Swarmed by ants
Apr 03, 2025
Andrew discussed the following chart in a recent blog post:
Alert! A swarm of ants has marched onto a bubble chart.
These overlapping long text labels are dominating the chart; the length of these labels encodes the length of country names, which has nothing to do with the data.
We're waiting - hoping - for the ants to march off the page.
***
Andrew's blog post is about something else, the use of log scales. The chart above is a log-log plot. Both axes have log scales.
Andrew's correspondent doesn't like log scales. Andrew does.
One problem we encounter in practice with log scales is that people without science background can't read them. Andrew's correspondent said as much, while also misinterpreting the log-log chart. He says the log-log chart "visually creates a much stronger correlation than there actually is".
But that's not what happened. It's more appropriate to say that the log transformations allow us to see the correlation that exists. The correlation is not linear which is why the usual scatter plot does not reveal it.
Nevertheless, I agree with the correspondent on avoiding log scales in data displays because most readers don't get it.
***
Consider the following pair of plots.
The underlying data follow the pattern Y = 0.003 * X^2.5 but for what we're talking about, the specific pattern doesn't matter so long as X and Y has a "power" relationship.
The left plot directly shows the relationship between X and Y using regular scales. Readers see that Y is running away from X. The slope of the line increases as X increases. The speed of growth of Y exceeds that of X. This relationship is curved, which can't be described in words succinctly.
The right plot visually shows a linear relationship between X and Y but it's not really between X and Y. It's between log(X) and log(Y).

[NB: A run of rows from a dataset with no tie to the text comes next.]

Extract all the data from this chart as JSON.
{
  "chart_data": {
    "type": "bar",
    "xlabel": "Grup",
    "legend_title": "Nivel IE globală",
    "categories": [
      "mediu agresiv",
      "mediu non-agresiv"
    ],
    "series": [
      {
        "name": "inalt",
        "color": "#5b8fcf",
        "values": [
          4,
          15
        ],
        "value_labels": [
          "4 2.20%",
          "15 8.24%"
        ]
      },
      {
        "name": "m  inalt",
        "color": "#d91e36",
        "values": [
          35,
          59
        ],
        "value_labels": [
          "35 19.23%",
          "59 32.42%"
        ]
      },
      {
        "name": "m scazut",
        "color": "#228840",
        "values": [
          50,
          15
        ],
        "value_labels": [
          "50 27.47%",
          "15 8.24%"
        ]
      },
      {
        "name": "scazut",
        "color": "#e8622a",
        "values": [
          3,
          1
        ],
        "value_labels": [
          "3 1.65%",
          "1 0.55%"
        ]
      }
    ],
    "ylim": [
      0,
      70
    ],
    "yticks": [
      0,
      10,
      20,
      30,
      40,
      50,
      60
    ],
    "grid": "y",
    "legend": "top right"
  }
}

Note that log(Y) = log(0.003*X^2.5) = log(0.003) + 2.5*log(X), which is a straight line with slope 2.5 and intercept log(0.003). The gap between gridlines now represents a 10-fold jump in value (of X or of Y). The linear relationship is between X and Y in log scale; in linear scale, it's a power relationship, not linear.
The practice of printing axis labels in the original scale, rather than log scale, adds to the confusion. On the right plot, the points labeled 5,000 and 50,000 do not actually lie on the line; what fall in line are the points log(5,000) and log(50,000). The reason for this confusing practice is that humans have trouble understanding data in log scale. For example, if $50,000 is the GDP per capita for some country, then log($50,000) = $4.5 which can't be interpreted.
Whether we are talking about the gaps between gridlines or about specific points on the line, what readers see on the log-log chart is only part of the story. Readers must also recognize that for the log-log chart to work, equal gaps between gridlines do not signify equal gaps in the data, while the linear relationship is between the log of the axis labels, not the labels themselves.
The X-Y plot can be interpreted visually in a direct way while the log-log plot requires the reader to transcend the visual representation, entering an abstract realm.